Blog - Desintox sociale

Cela fait donc un mois que j’ai cessé d’utiliser les réseaux sociaux. De quoi donner quelques tendances et alimenter de la réflexion 

Un an déjà sans facebook ou twitter (où l’on pouvait me considérer comme early adopter pour reprendre un terme à la con), et ça ne me manque pas. Diaspora ou Google + non plus. Mais surtout, l’effet est nul sur la fréquentation du présent blog. En effet, le temps que je passais sur les réseaux sociaux, je le passe autrement et qualitativement on s’y retrouve largement. Car tout d’abord, je lis un peu plus et un peu mieux d’autres blogs ou sites, en y apportant des commentaires (ok, pas toujours pertinents ou relus… ). Cette interaction n’est pas toujours réciproque (vue la variété des sujets, c’est normal) mais je sais par ailleurs que je suis lu, c’est suffisant.

Mais surtout, ce temps que je dégage, je l’utilise bien mieux, notamment pour faire baisser la pile de bouquins, bd et mangas que j’avais à lire (je vous passe l’aspect plus personnel). Moi le drogué de presse papier, je me suis aussi recentré sur des ouvrages plus fouillés, dans des styles que je n’avais pas abordé d’ailleurs. Cela donnera quelques “critiques” ou plutôt présentations. Je ne parle pas non plus des films et même du retour imminent de la musique.

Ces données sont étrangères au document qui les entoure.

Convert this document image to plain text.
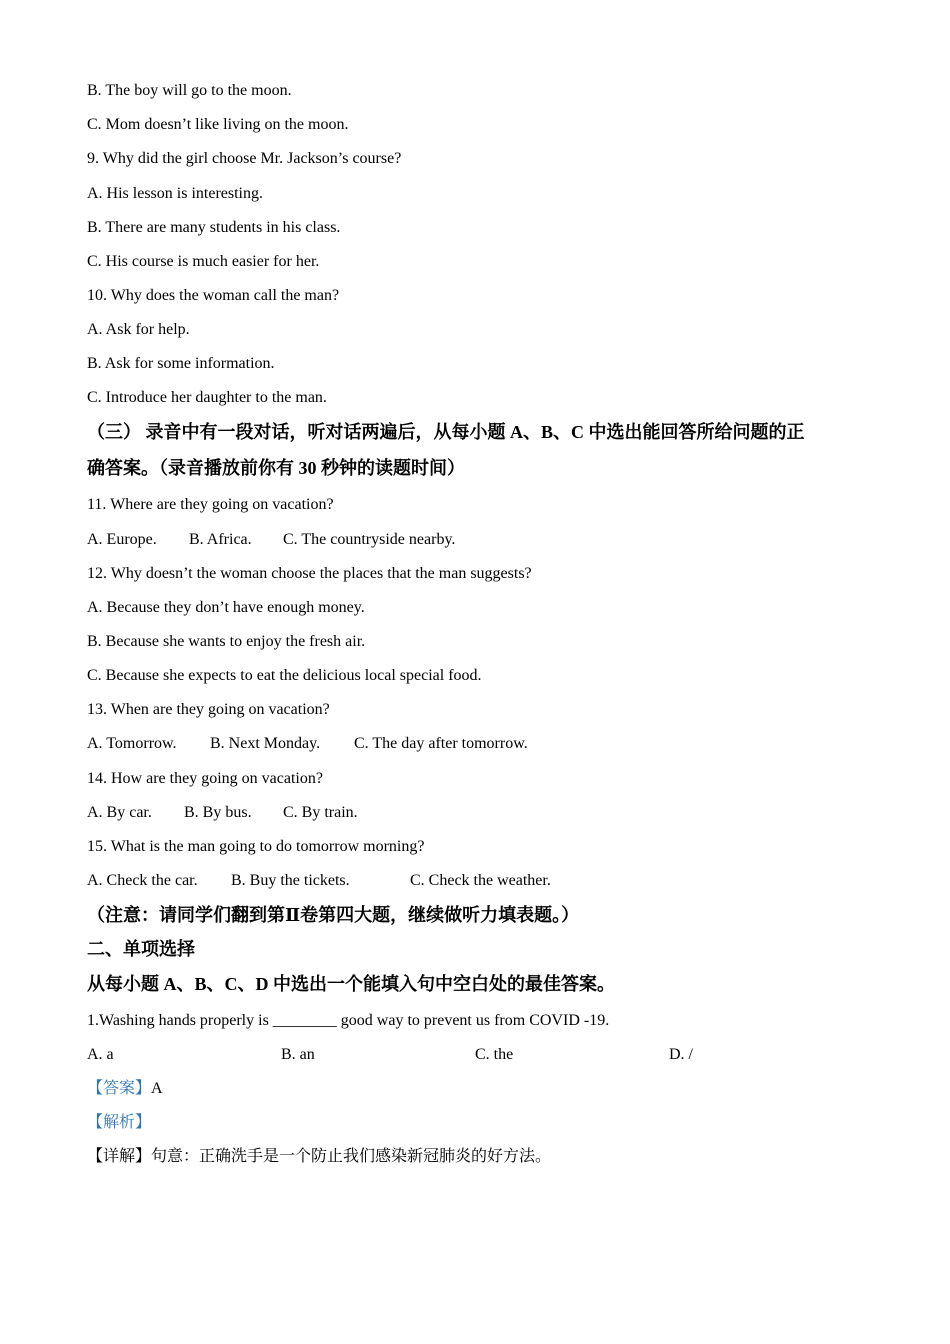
B. The boy will go to the moon.
C. Mom doesn’t like living on the moon.
9. Why did the girl choose Mr. Jackson’s course?
A. His lesson is interesting.
B. There are many students in his class.
C. His course is much easier for her.
10. Why does the woman call the man?
A. Ask for help.
B. Ask for some information.
C. Introduce her daughter to the man.
（三） 录音中有一段对话，听对话两遍后，从每小题 A、B、C 中选出能回答所给问题的正
确答案。（录音播放前你有 30 秒钟的读题时间）
11. Where are they going on vacation?
A. Europe. B. Africa. C. The countryside nearby.
12. Why doesn’t the woman choose the places that the man suggests?
A. Because they don’t have enough money.
B. Because she wants to enjoy the fresh air.
C. Because she expects to eat the delicious local special food.
13. When are they going on vacation?
A. Tomorrow. B. Next Monday. C. The day after tomorrow.
14. How are they going on vacation?
A. By car. B. By bus. C. By train.
15. What is the man going to do tomorrow morning?
A. Check the car. B. Buy the tickets.	C. Check the weather.
（注意：请同学们翻到第Ⅱ卷第四大题，继续做听力填表题。）
二、单项选择
从每小题 A、B、C、D 中选出一个能填入句中空白处的最佳答案。
1.Washing hands properly is ________ good way to prevent us from COVID -19.
A. a	B. an	C. the	D. /
【答案】A
【解析】
【详解】句意：正确洗手是一个防止我们感染新冠肺炎的好方法。
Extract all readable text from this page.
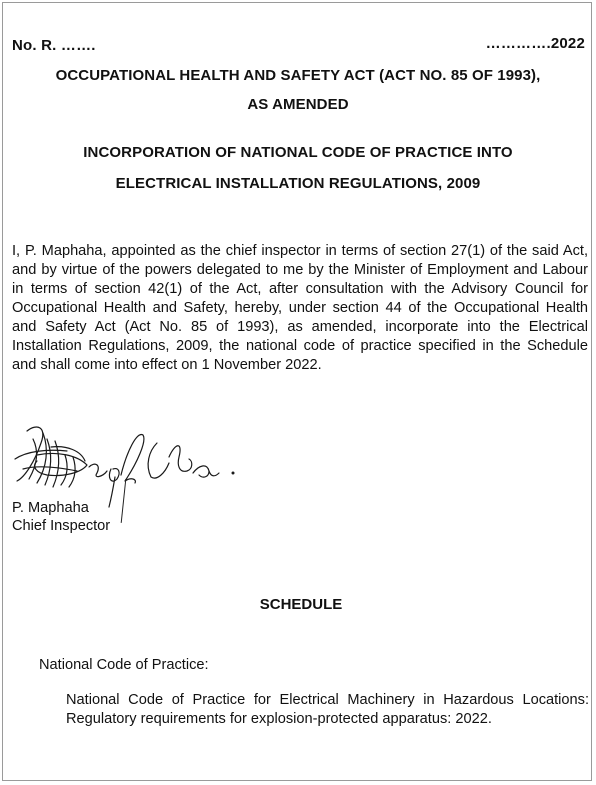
No. R. …….	………….2022
OCCUPATIONAL HEALTH AND SAFETY ACT (ACT NO. 85 OF 1993),
AS AMENDED
INCORPORATION OF NATIONAL CODE OF PRACTICE INTO
ELECTRICAL INSTALLATION REGULATIONS, 2009
I, P. Maphaha, appointed as the chief inspector in terms of section 27(1) of the said Act, and by virtue of the powers delegated to me by the Minister of Employment and Labour in terms of section 42(1) of the Act, after consultation with the Advisory Council for Occupational Health and Safety, hereby, under section 44 of the Occupational Health and Safety Act (Act No. 85 of 1993), as amended, incorporate into the Electrical Installation Regulations, 2009, the national code of practice specified in the Schedule and shall come into effect on 1 November 2022.
P. Maphaha
Chief Inspector
SCHEDULE
National Code of Practice:
National Code of Practice for Electrical Machinery in Hazardous Locations: Regulatory requirements for explosion-protected apparatus: 2022.
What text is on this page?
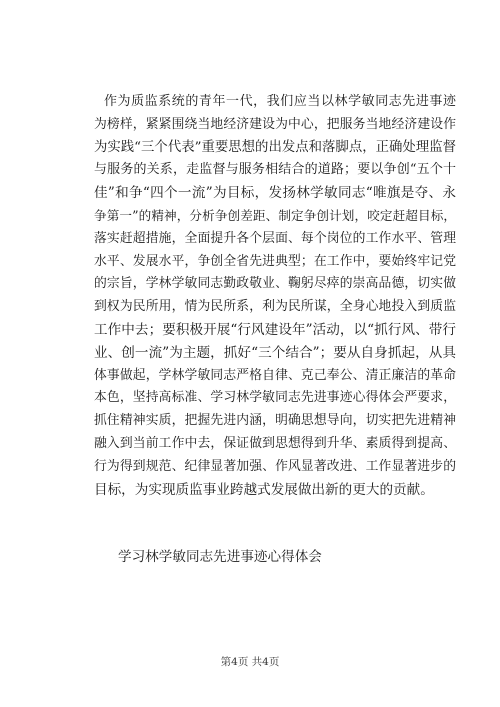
作为质监系统的青年一代，我们应当以林学敏同志先进事迹
为榜样，紧紧围绕当地经济建设为中心，把服务当地经济建设作
为实践“三个代表”重要思想的出发点和落脚点，正确处理监督
与服务的关系，走监督与服务相结合的道路；要以争创“五个十
佳”和争“四个一流”为目标，发扬林学敏同志“唯旗是夺、永
争第一”的精神，分析争创差距、制定争创计划，咬定赶超目标，
落实赶超措施，全面提升各个层面、每个岗位的工作水平、管理
水平、发展水平，争创全省先进典型；在工作中，要始终牢记党
的宗旨，学林学敏同志勤政敬业、鞠躬尽瘁的崇高品德，切实做
到权为民所用，情为民所系，利为民所谋，全身心地投入到质监
工作中去；要积极开展“行风建设年”活动，以“抓行风、带行
业、创一流”为主题，抓好“三个结合”；要从自身抓起，从具
体事做起，学林学敏同志严格自律、克己奉公、清正廉洁的革命
本色，坚持高标准、学习林学敏同志先进事迹心得体会严要求，
抓住精神实质，把握先进内涵，明确思想导向，切实把先进精神
融入到当前工作中去，保证做到思想得到升华、素质得到提高、
行为得到规范、纪律显著加强、作风显著改进、工作显著进步的
目标，为实现质监事业跨越式发展做出新的更大的贡献。
学习林学敏同志先进事迹心得体会
第4页 共4页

A ce sujet, je m’intéresse de plus en plus à des oeuvres contemplatives et lentes, même si j’ai découvert quelques petits albums rock. C’est peut-être l’age ou le besoin de calme dans un monde bruyant et haineux. Se couper des réseaux sociaux, c’est un peu comme fermer une fenêtre mais ce n’est pas pour autant se couper du monde. Il faut savoir écouter et regarder autour de soi, dans la vie réelle. Cascador (de retour après une pause) parle justement de l’écoute. Il faut parfois se faire violence pour écouter l’autre mais aussi ne pas tomber dans l’escalade de la violence, verbale notamment.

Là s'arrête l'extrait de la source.